Friday, May 20, 2005

Finding Our Way Together

This afternoon, I drove my Dad to the cancer clinic for his daily radiation treatment. I usually drop him off at the door and wait at a nearby park until I get the 'nudge' that he's ready to go home. Funnily enough, he seems to enjoy going in on his own and every day he has a story to share. I love to hear his light hearted tales - moments when he forgets all his troubles. I've sat with my Dad in waiting rooms and he has, when he's of a mind, a truly great capacity to lift the spirits of all those around him.

On our way home today, I ask my Dad if he'd like to walk the new labyrinth with me. My Dad agrees without apparent hesitation though I catch that look - the one where he ever so slightly shakes his head and I know he's thinking, "Here she goes again with her crazy ideas." My Dad, being the dear soul that he is, loves me so he indulges the moment.

We walk up to the round and find the entrance. (The labyrinth path has yet to be painted. A strong pencil outline marks the way.) I explain to my Dad that all he has to do is follow the path to the centre. He goes first and I follow.
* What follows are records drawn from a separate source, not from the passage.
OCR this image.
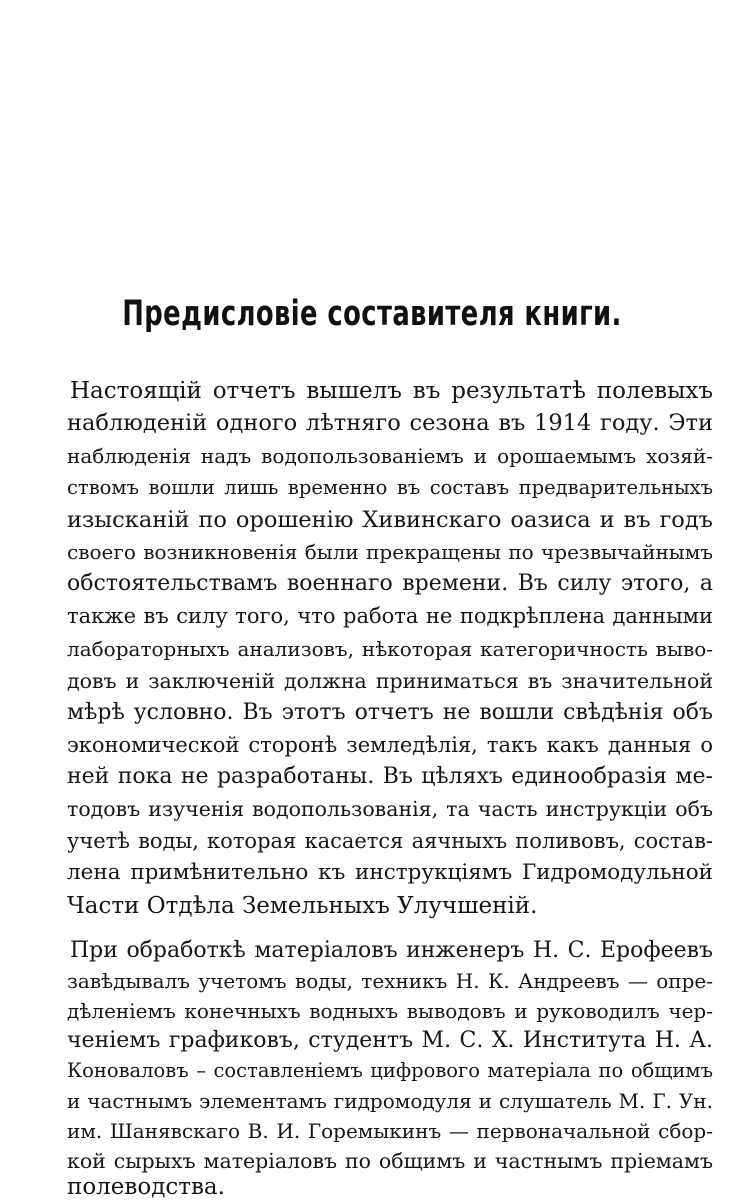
Предисловіе составителя книги.
Настоящій отчетъ вышелъ въ результатѣ полевыхъ
наблюденій одного лѣтняго сезона въ 1914 году. Эти
наблюденія надъ водопользованіемъ и орошаемымъ хозяй-
ствомъ вошли лишь временно въ составъ предварительныхъ
изысканій по орошенію Хивинскаго оазиса и въ годъ
своего возникновенія были прекращены по чрезвычайнымъ
обстоятельствамъ военнаго времени. Въ силу этого, а
также въ силу того, что работа не подкрѣплена данными
лабораторныхъ анализовъ, нѣкоторая категоричность выво-
довъ и заключеній должна приниматься въ значительной
мѣрѣ условно. Въ этотъ отчетъ не вошли свѣдѣнія объ
экономической сторонѣ земледѣлія, такъ какъ данныя о
ней пока не разработаны. Въ цѣляхъ единообразія ме-
тодовъ изученія водопользованія, та часть инструкціи объ
учетѣ воды, которая касается аячныхъ поливовъ, состав-
лена примѣнительно къ инструкціямъ Гидромодульной
Части Отдѣла Земельныхъ Улучшеній.
При обработкѣ матеріаловъ инженеръ Н. С. Ерофеевъ
завѣдывалъ учетомъ воды, техникъ Н. К. Андреевъ — опре-
дѣленіемъ конечныхъ водныхъ выводовъ и руководилъ чер-
ченіемъ графиковъ, студентъ М. С. Х. Института Н. А.
Коноваловъ – составленіемъ цифрового матеріала по общимъ
и частнымъ элементамъ гидромодуля и слушатель М. Г. Ун.
им. Шанявскаго В. И. Горемыкинъ — первоначальной сбор-
кой сырыхъ матеріаловъ по общимъ и частнымъ пріемамъ
полеводства.
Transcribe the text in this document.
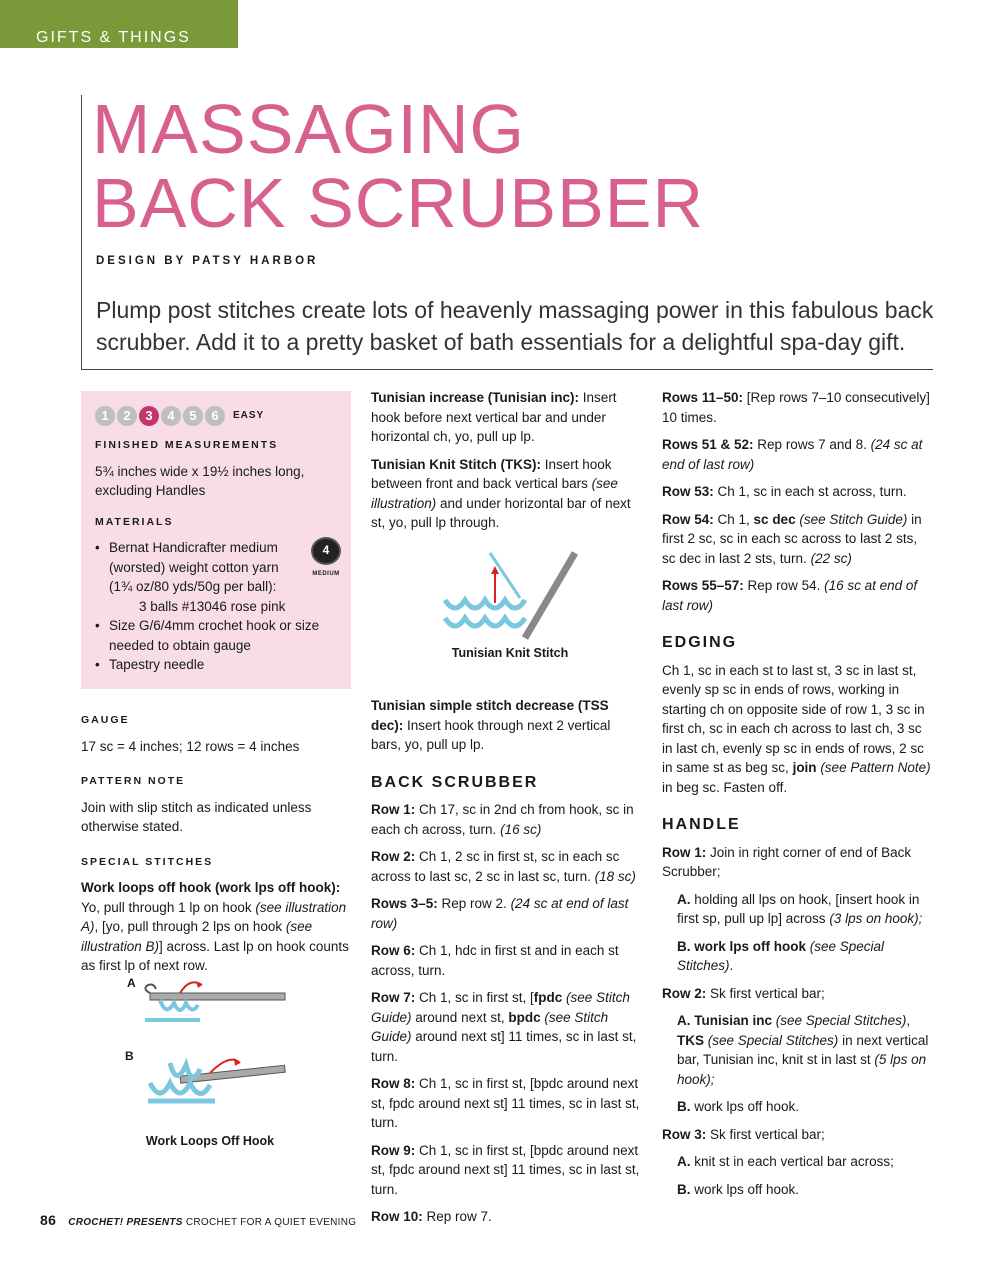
GIFTS & THINGS
MASSAGING
BACK SCRUBBER
DESIGN BY PATSY HARBOR
Plump post stitches create lots of heavenly massaging power in this fabulous back scrubber. Add it to a pretty basket of bath essentials for a delightful spa-day gift.
1	2	3	4	5	6	EASY
FINISHED MEASUREMENTS
5¾ inches wide x 19½ inches long, excluding Handles
MATERIALS
• Bernat Handicrafter medium (worsted) weight cotton yarn (1¾ oz/80 yds/50g per ball):
3 balls #13046 rose pink
• Size G/6/4mm crochet hook or size needed to obtain gauge
• Tapestry needle
4
MEDIUM
GAUGE

17 sc = 4 inches; 12 rows = 4 inches

PATTERN NOTE

Join with slip stitch as indicated unless otherwise stated.

SPECIAL STITCHES

Work loops off hook (work lps off hook): Yo, pull through 1 lp on hook (see illustration A), [yo, pull through 2 lps on hook (see illustration B)] across. Last lp on hook counts as first lp of next row.

A
B
Work Loops Off Hook

Tunisian increase (Tunisian inc): Insert hook before next vertical bar and under horizontal ch, yo, pull up lp.

Tunisian Knit Stitch (TKS): Insert hook between front and back vertical bars (see illustration) and under horizontal bar of next st, yo, pull lp through.

Tunisian Knit Stitch

Tunisian simple stitch decrease (TSS dec): Insert hook through next 2 vertical bars, yo, pull up lp.

BACK SCRUBBER

Row 1: Ch 17, sc in 2nd ch from hook, sc in each ch across, turn. (16 sc)

Row 2: Ch 1, 2 sc in first st, sc in each sc across to last sc, 2 sc in last sc, turn. (18 sc)

Rows 3–5: Rep row 2. (24 sc at end of last row)

Row 6: Ch 1, hdc in first st and in each st across, turn.

Row 7: Ch 1, sc in first st, [fpdc (see Stitch Guide) around next st, bpdc (see Stitch Guide) around next st] 11 times, sc in last st, turn.

Row 8: Ch 1, sc in first st, [bpdc around next st, fpdc around next st] 11 times, sc in last st, turn.

Row 9: Ch 1, sc in first st, [bpdc around next st, fpdc around next st] 11 times, sc in last st, turn.

Row 10: Rep row 7.

Rows 11–50: [Rep rows 7–10 consecutively] 10 times.

Rows 51 & 52: Rep rows 7 and 8. (24 sc at end of last row)

Row 53: Ch 1, sc in each st across, turn.

Row 54: Ch 1, sc dec (see Stitch Guide) in first 2 sc, sc in each sc across to last 2 sts, sc dec in last 2 sts, turn. (22 sc)

Rows 55–57: Rep row 54. (16 sc at end of last row)

EDGING

Ch 1, sc in each st to last st, 3 sc in last st, evenly sp sc in ends of rows, working in starting ch on opposite side of row 1, 3 sc in first ch, sc in each ch across to last ch, 3 sc in last ch, evenly sp sc in ends of rows, 2 sc in same st as beg sc, join (see Pattern Note) in beg sc. Fasten off.

HANDLE

Row 1: Join in right corner of end of Back Scrubber;

A. holding all lps on hook, [insert hook in first sp, pull up lp] across (3 lps on hook);

B. work lps off hook (see Special Stitches).

Row 2: Sk first vertical bar;

A. Tunisian inc (see Special Stitches), TKS (see Special Stitches) in next vertical bar, Tunisian inc, knit st in last st (5 lps on hook);

B. work lps off hook.

Row 3: Sk first vertical bar;

A. knit st in each vertical bar across;

B. work lps off hook.

86 CROCHET! PRESENTS CROCHET FOR A QUIET EVENING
Within a brief time, my Dad is well ahead of me. I can feel his determination gather strength as it always does when he has a goal. I continue to walk a meditative pace as I watch the distance between us lengthen.

The labyrinth has many loops and curves as it winds its way. My Dad is now walking beside me on an adjacent path. A few moments later and my Dad now passes me walking in the opposite direction. A few more moments go by and my Dad is rounding a curve on the far side of the circle. This dance continues to weave until I hear my Dad declare, with excitement, that he has arrived at the centre. I join him perhaps three minutes later and, standing together, we talk about the panoramic view the centre affords. We both have a sense of awe. It is a perfect spring day.

My Dad sets off on the journey out before I do. I watch him as he walks away, his pace slower than when we started. Finishing, my Dad rests on a steel black bench and waits for me. When I sit down beside him we talk about our walk. I ask him how he feels and he says his mind is clearer and his emotions are quieter. I sense he is feeling more peaceful and this makes my heart sing.

As we walk back to the car, my Dad tells me that, even though he hasn't always taken the time to do things like this, he really likes doing them with me. I smile and I tell him I know.

1 Comments:

Blogger nick owen said...

A heart warming tear making tale. Thank you for sharing. It is 25 years this week since my father died of leukemia. He would have enjoyed walking with you.